The New York Times is dying before our eyes

May 20, 2020 • 12:30 pm

by Greg Mayer

The New York Times is dying before our eyes, and for longtime subscribers, such as myself, it is a sad and painful experience. From Orwellian editorial practices to crusading for wokeism, the decline has been clear for some time now. I used to think that Jerry was reacting too strongly to some of the Times‘ missteps, but I’ve realized for a while that, sadly, he was prescient.
One area in which the Times has stumbled in a major way has been its coverage of woo, everything from “energy healing” to “non-invasive face lifts“.  Its embrace of astrology has been especially dismaying– why on heaven’s earth would they do this? We’ve noted this before here at WEIT (for example here and here), and the woo just keeps coming. Here’s one of the latest:

The online sub-header is exquisite in its irony:
Will Coronavirus Kill Astrology? The pandemic has affected all of us. Who saw it coming?
The answer, of course, is epidemiologists and virologists saw it coming, not astrologers. But through journalistic gymnastics that defy common sense, it turns out that, according to the article, astrology is doing a fine job. It’s like all those various millennial cults who have gathered for the second coming (or the rapture, or Armageddon, or whatever), and when it doesn’t happen, they double down, finding some excuse for why the prophecy really is correct– it’s not just that the believers are fools. It’s textbook motivated reasoning. I’m reminded of what a colleague said after 9-11: “If this doesn’t give religion a bad name, nothing will.” Nothing did, and I guess the same goes for astrology.
This next example of the Times‘ love affair with woo one goes beyond astrology to ghosts!!

The online sub-header is oh-so dishonest:
For those who believe they’re locked down with spectral roommates, the pandemic has been less isolating than they bargained for.
“For those who believe…” What crap. Do they do articles coddling the idiotic myopia of “those who believe” that Obama is not an American? Or “those who believe” the world is flat?

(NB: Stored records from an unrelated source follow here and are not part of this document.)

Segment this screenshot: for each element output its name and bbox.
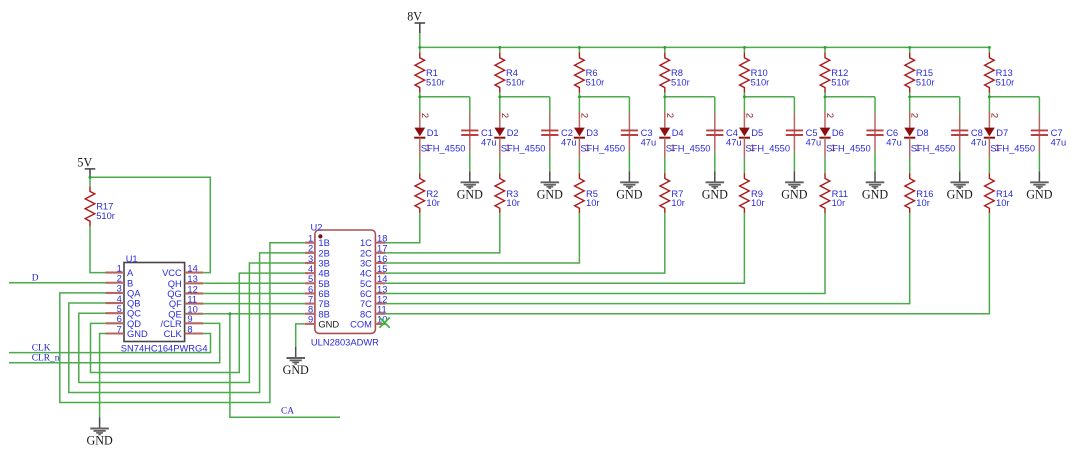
resistor R16 (10r) (905, 173, 934, 213)
wire C6 to ground (874, 152, 876, 172)
svg-text:5: 5 (117, 304, 122, 314)
wire D1 cathode to R2 (419, 158, 421, 174)
wire U2 GND pin 9 to ground (296, 324, 305, 347)
svg-text:510r: 510r (96, 211, 115, 221)
wire R2 to U2 output (385, 213, 419, 243)
wire U1 GND pin 7 to ground (100, 334, 106, 418)
svg-text:14: 14 (377, 274, 387, 284)
svg-text:SN74HC164PWRG4: SN74HC164PWRG4 (121, 344, 208, 354)
wire QF to U2 7B (203, 303, 305, 305)
svg-text:3B: 3B (318, 259, 329, 269)
svg-text:GND: GND (781, 188, 807, 202)
svg-text:2: 2 (419, 113, 430, 118)
power symbol 8V (407, 9, 425, 33)
resistor R4 (510r) (495, 53, 525, 93)
svg-text:/CLR: /CLR (161, 319, 183, 329)
svg-text:QE: QE (168, 309, 182, 319)
svg-text:SFH_4550: SFH_4550 (666, 143, 711, 153)
svg-text:VCC: VCC (162, 268, 182, 278)
wire R9 to U2 output (385, 213, 744, 284)
svg-text:2: 2 (824, 113, 835, 118)
diode D3 (SFH_4550 IR LED) (574, 112, 625, 158)
svg-text:SFH_4550: SFH_4550 (745, 143, 790, 153)
svg-text:8: 8 (187, 324, 192, 334)
svg-text:GND: GND (283, 363, 309, 377)
svg-text:A: A (127, 268, 134, 278)
svg-text:C4: C4 (726, 128, 738, 138)
U1 pin names (127, 268, 183, 339)
D5 pin 2 number (743, 113, 754, 118)
diode D4 (SFH_4550 IR LED) (659, 112, 710, 158)
svg-text:510r: 510r (996, 77, 1015, 87)
wire C3 to ground (628, 152, 630, 172)
wire 8V stem (419, 33, 421, 47)
svg-text:510r: 510r (916, 77, 935, 87)
svg-text:2: 2 (664, 113, 675, 118)
wire node R4 bottom junction (498, 93, 549, 114)
svg-text:6: 6 (308, 284, 313, 294)
svg-text:C2: C2 (561, 128, 573, 138)
svg-text:SFH_4550: SFH_4550 (826, 143, 871, 153)
capacitor C1 (47u) (461, 114, 496, 152)
svg-text:10r: 10r (506, 198, 520, 208)
svg-text:12: 12 (377, 294, 387, 304)
svg-text:4: 4 (308, 264, 313, 274)
svg-text:D4: D4 (672, 128, 684, 138)
wire D6 cathode to R11 (824, 158, 826, 174)
diode D7 (SFH_4550 IR LED) (984, 112, 1035, 158)
D8 pin 2 number (909, 113, 920, 118)
wire QB to U2 2B (69, 253, 305, 393)
junction 8V rail / R12 (824, 46, 827, 49)
svg-text:1C: 1C (360, 238, 372, 248)
D2 pin 2 number (499, 113, 510, 118)
svg-text:47u: 47u (971, 137, 987, 147)
svg-text:6: 6 (117, 314, 122, 324)
wire R14 to U2 output (385, 213, 989, 314)
capacitor C6 (47u) (866, 114, 901, 152)
ground GND (781, 171, 807, 201)
diode D5 (SFH_4550 IR LED) (739, 112, 790, 158)
no-connect X on U2 COM pin 10 (379, 317, 389, 327)
ground GND (862, 171, 888, 201)
svg-text:GND: GND (537, 188, 563, 202)
svg-text:4B: 4B (318, 269, 329, 279)
svg-text:3: 3 (117, 284, 122, 294)
capacitor C2 (47u) (541, 114, 576, 152)
wire node R15 bottom junction (908, 93, 959, 114)
resistor R17 (510r) (85, 186, 115, 226)
U2 pin names (318, 238, 372, 329)
svg-text:47u: 47u (561, 137, 577, 147)
svg-text:QD: QD (127, 319, 141, 329)
svg-text:10r: 10r (671, 198, 685, 208)
svg-text:QA: QA (127, 288, 141, 298)
wire node R8 bottom junction (663, 93, 714, 114)
svg-text:47u: 47u (481, 137, 497, 147)
resistor R1 (510r) (415, 53, 445, 93)
resistor R2 (10r) (415, 173, 440, 213)
D7 pin 2 number (988, 113, 999, 118)
svg-text:3C: 3C (360, 259, 372, 269)
D1 pin 2 number (419, 113, 430, 118)
junction 8V rail / R10 (743, 46, 746, 49)
resistor R14 (10r) (985, 173, 1014, 213)
svg-text:SFH_4550: SFH_4550 (501, 143, 546, 153)
resistor R12 (510r) (820, 53, 850, 93)
svg-text:QF: QF (169, 299, 182, 309)
resistor R9 (10r) (740, 173, 765, 213)
ground GND (457, 171, 483, 201)
net label CA (281, 407, 294, 417)
ground GND (616, 171, 642, 201)
svg-text:510r: 510r (751, 77, 770, 87)
svg-text:4C: 4C (360, 269, 372, 279)
svg-text:5B: 5B (318, 279, 329, 289)
wire 5V to R17 (89, 176, 92, 187)
wire net CLR_n to U1 pin 9 (9, 323, 220, 362)
wire net CA junction (228, 312, 340, 417)
svg-text:2: 2 (909, 113, 920, 118)
svg-text:C8: C8 (971, 128, 983, 138)
svg-text:SFH_4550: SFH_4550 (580, 143, 625, 153)
svg-text:GND: GND (616, 188, 642, 202)
diode D6 (SFH_4550 IR LED) (819, 112, 870, 158)
svg-text:C3: C3 (641, 128, 653, 138)
U1 pin stubs (106, 273, 204, 334)
svg-text:U2: U2 (311, 223, 323, 233)
svg-text:7: 7 (308, 294, 313, 304)
wire R17 to U1 pin 1 (90, 226, 106, 272)
svg-text:10r: 10r (996, 198, 1010, 208)
svg-text:8V: 8V (407, 9, 422, 23)
svg-text:13: 13 (187, 274, 197, 284)
svg-text:1: 1 (308, 234, 313, 244)
svg-text:QG: QG (167, 289, 182, 299)
svg-text:10r: 10r (426, 198, 440, 208)
resistor R6 (510r) (575, 53, 605, 93)
junction 8V rail / R13 (988, 46, 991, 49)
svg-text:GND: GND (457, 188, 483, 202)
svg-text:10r: 10r (751, 198, 765, 208)
svg-text:510r: 510r (426, 77, 445, 87)
wire 8V rail to R10 (743, 47, 745, 52)
wire node R10 bottom junction (743, 93, 794, 114)
svg-text:D1: D1 (427, 128, 439, 138)
svg-text:10r: 10r (586, 198, 600, 208)
diode D1 (SFH_4550 IR LED) (414, 112, 465, 158)
resistor R15 (510r) (905, 53, 935, 93)
svg-text:1: 1 (117, 263, 122, 273)
wire net D to U1 pin 2 (9, 282, 106, 284)
wire 8V rail to R8 (664, 47, 666, 52)
svg-text:GND: GND (86, 434, 112, 448)
power symbol 5V (77, 155, 95, 179)
svg-text:2: 2 (988, 113, 999, 118)
svg-text:D6: D6 (832, 128, 844, 138)
junction 8V rail / R6 (578, 46, 581, 49)
ground GND (283, 347, 309, 377)
svg-text:510r: 510r (671, 77, 690, 87)
svg-text:CA: CA (281, 407, 294, 417)
svg-text:C1: C1 (481, 128, 493, 138)
U1 pin numbers (117, 263, 198, 334)
U2 pin stubs (305, 243, 386, 324)
svg-text:11: 11 (377, 305, 387, 315)
D3 pin 2 number (578, 113, 589, 118)
svg-text:SFH_4550: SFH_4550 (911, 143, 956, 153)
wire R7 to U2 output (385, 213, 664, 274)
capacitor C4 (47u) (706, 114, 741, 152)
wire QH to U2 5B (203, 282, 305, 284)
ground GND (1026, 171, 1052, 201)
svg-text:5V: 5V (77, 155, 92, 169)
net label CLR_n (32, 354, 60, 364)
svg-text:QB: QB (127, 299, 141, 309)
junction 8V rail / R4 (498, 46, 501, 49)
wire C2 to ground (549, 152, 551, 172)
svg-text:D5: D5 (751, 128, 763, 138)
svg-text:QC: QC (127, 309, 141, 319)
junction 8V rail / R1 (418, 46, 421, 49)
svg-text:2: 2 (578, 113, 589, 118)
wire 8V rail (420, 46, 990, 48)
wire D5 cathode to R9 (743, 158, 745, 174)
svg-text:GND: GND (947, 188, 973, 202)
wire 8V rail to R4 (499, 47, 501, 52)
capacitor C3 (47u) (621, 114, 656, 152)
wire QC to U2 3B (79, 263, 305, 383)
wire QE to U2 8B (203, 313, 305, 315)
svg-text:7C: 7C (360, 299, 372, 309)
svg-text:12: 12 (187, 284, 197, 294)
wire node R13 bottom junction (988, 93, 1039, 114)
svg-text:2: 2 (117, 274, 122, 284)
ground GND (702, 171, 728, 201)
svg-text:2: 2 (499, 113, 510, 118)
wire 8V rail to R1 (419, 47, 421, 52)
svg-text:7B: 7B (318, 299, 329, 309)
svg-text:B: B (127, 278, 133, 288)
ground GND (537, 171, 563, 201)
wire node R6 bottom junction (578, 93, 629, 114)
svg-text:9: 9 (308, 315, 313, 325)
svg-text:CLK: CLK (164, 329, 183, 339)
U2 pin numbers (308, 234, 387, 325)
svg-text:GND: GND (702, 188, 728, 202)
svg-text:8B: 8B (318, 309, 329, 319)
svg-text:5C: 5C (360, 279, 372, 289)
svg-text:GND: GND (127, 329, 148, 339)
diode D2 (SFH_4550 IR LED) (494, 112, 545, 158)
svg-text:D8: D8 (917, 128, 929, 138)
svg-text:GND: GND (862, 188, 888, 202)
svg-text:SFH_4550: SFH_4550 (421, 143, 466, 153)
svg-text:GND: GND (1026, 188, 1052, 202)
svg-text:47u: 47u (806, 137, 822, 147)
svg-text:QH: QH (168, 279, 182, 289)
svg-text:6B: 6B (318, 289, 329, 299)
wire node R12 bottom junction (824, 93, 875, 114)
op-amp U1 SN74HC164PWRG4 shift register (121, 254, 208, 353)
svg-text:47u: 47u (726, 137, 742, 147)
wire 8V rail to R13 (988, 47, 990, 52)
wire C8 to ground (959, 152, 961, 172)
wire R5 to U2 output (385, 213, 579, 263)
U2 ULN2803ADWR darlington array (311, 223, 380, 348)
svg-text:U1: U1 (126, 254, 138, 264)
svg-text:D7: D7 (996, 128, 1008, 138)
svg-text:47u: 47u (886, 137, 902, 147)
svg-text:47u: 47u (1051, 137, 1067, 147)
svg-text:47u: 47u (641, 137, 657, 147)
wire C5 to ground (793, 152, 795, 172)
svg-text:16: 16 (377, 254, 387, 264)
capacitor C7 (47u) (1031, 114, 1066, 152)
capacitor C8 (47u) (951, 114, 986, 152)
D4 pin 2 number (664, 113, 675, 118)
resistor R7 (10r) (660, 173, 685, 213)
resistor R3 (10r) (495, 173, 520, 213)
svg-text:14: 14 (187, 263, 197, 273)
resistor R13 (510r) (985, 53, 1015, 93)
svg-text:8: 8 (308, 305, 313, 315)
resistor R10 (510r) (740, 53, 770, 93)
junction 8V rail / R8 (663, 46, 666, 49)
svg-text:10r: 10r (832, 198, 846, 208)
svg-text:10r: 10r (916, 198, 930, 208)
svg-text:11: 11 (187, 294, 197, 304)
svg-text:17: 17 (377, 244, 387, 254)
svg-text:10: 10 (187, 305, 197, 315)
svg-text:510r: 510r (586, 77, 605, 87)
svg-text:6C: 6C (360, 289, 372, 299)
svg-text:2: 2 (743, 113, 754, 118)
svg-text:8C: 8C (360, 309, 372, 319)
svg-text:C6: C6 (886, 128, 898, 138)
svg-text:7: 7 (117, 324, 122, 334)
wire QG to U2 6B (203, 292, 305, 294)
wire R3 to U2 output (385, 213, 499, 253)
svg-text:4: 4 (117, 294, 122, 304)
diode D8 (SFH_4550 IR LED) (904, 112, 955, 158)
svg-text:15: 15 (377, 264, 387, 274)
svg-text:C5: C5 (806, 128, 818, 138)
svg-text:D2: D2 (507, 128, 519, 138)
svg-text:C7: C7 (1051, 128, 1063, 138)
net label CLK (32, 343, 51, 353)
wire 8V rail to R6 (578, 47, 580, 52)
svg-text:13: 13 (377, 284, 387, 294)
wire D2 cathode to R3 (499, 158, 501, 174)
capacitor C5 (47u) (786, 114, 821, 152)
svg-text:COM: COM (350, 319, 372, 329)
resistor R5 (10r) (575, 173, 600, 213)
wire 8V rail to R12 (824, 47, 826, 52)
ground GND (86, 418, 112, 448)
wire net CLK to U1 pin 8 (9, 334, 211, 353)
svg-text:2B: 2B (318, 248, 329, 258)
ground GND (947, 171, 973, 201)
wire C4 to ground (714, 152, 716, 172)
wire D4 cathode to R7 (664, 158, 666, 174)
wire QD to U2 4B (91, 273, 305, 372)
svg-text:18: 18 (377, 234, 387, 244)
D6 pin 2 number (824, 113, 835, 118)
svg-text:ULN2803ADWR: ULN2803ADWR (311, 337, 379, 347)
resistor R11 (10r) (820, 173, 848, 213)
wire D3 cathode to R5 (578, 158, 580, 174)
svg-text:2C: 2C (360, 248, 372, 258)
wire 5V to VCC (90, 176, 210, 273)
resistor R8 (510r) (660, 53, 690, 93)
svg-text:GND: GND (318, 319, 339, 329)
svg-text:510r: 510r (831, 77, 850, 87)
svg-text:SFH_4550: SFH_4550 (990, 143, 1035, 153)
net label D (32, 274, 39, 284)
svg-text:1B: 1B (318, 238, 329, 248)
wire 8V rail to R15 (909, 47, 911, 52)
wire C1 to ground (469, 152, 471, 172)
wire C7 to ground (1038, 152, 1040, 172)
wire R16 to U2 output (385, 213, 909, 304)
svg-text:3: 3 (308, 254, 313, 264)
svg-text:510r: 510r (506, 77, 525, 87)
svg-text:D3: D3 (586, 128, 598, 138)
svg-text:9: 9 (187, 314, 192, 324)
wire QA to U2 1B (60, 243, 305, 403)
wire R11 to U2 output (385, 213, 825, 294)
wire node R1 bottom junction (418, 93, 469, 114)
wire D7 cathode to R14 (988, 158, 990, 174)
svg-text:2: 2 (308, 244, 313, 254)
svg-text:5: 5 (308, 274, 313, 284)
wire D8 cathode to R16 (909, 158, 911, 174)
junction 8V rail / R15 (908, 46, 911, 49)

In an article last summer, which I missed at the time, but which Jerry has recently brought to my attention, the Times actually lays out its strategy and goals for its popularization of astrology. It’s disturbing reading coming from a paper that once aspired to be, and was thought of as, the ‘newspaper of record‘.

Read this, and weep:

“We cover it because people have made it newsworthy,” said Choire Sicha, the editor of The Times’s Styles section, which reports on cultural trends and has published many of the recent articles on astrology. “It is a so frequently used part of people’s Instagram lives and online lives.”

Cicero said there is nothing so absurd that it has not been said by one philosopher or another. And the corollary to that you is don’t have to be a philosopher; masses of people, both small and large, may say and do absurd things (see Wikipedia on Heaven’s Gate; if you click on the immediately previous link, I would not advise clicking on anything within the page it goes to). It may be interesting to explore and understand the motivation for why people hold absurd beliefs. The study of extraordinary popular delusions and the madness of crowds has been well underway since at least the 19th century. But we should take the phenomenon of credulity and delusion seriously, not the beliefs themselves.

The Times used to boast that it had “All the news that’s fit to print.” Now its motto and operating procedure is “Anything that will attract eyeballs.” And they’re willing to swallow their principles—if they still have them—to do so.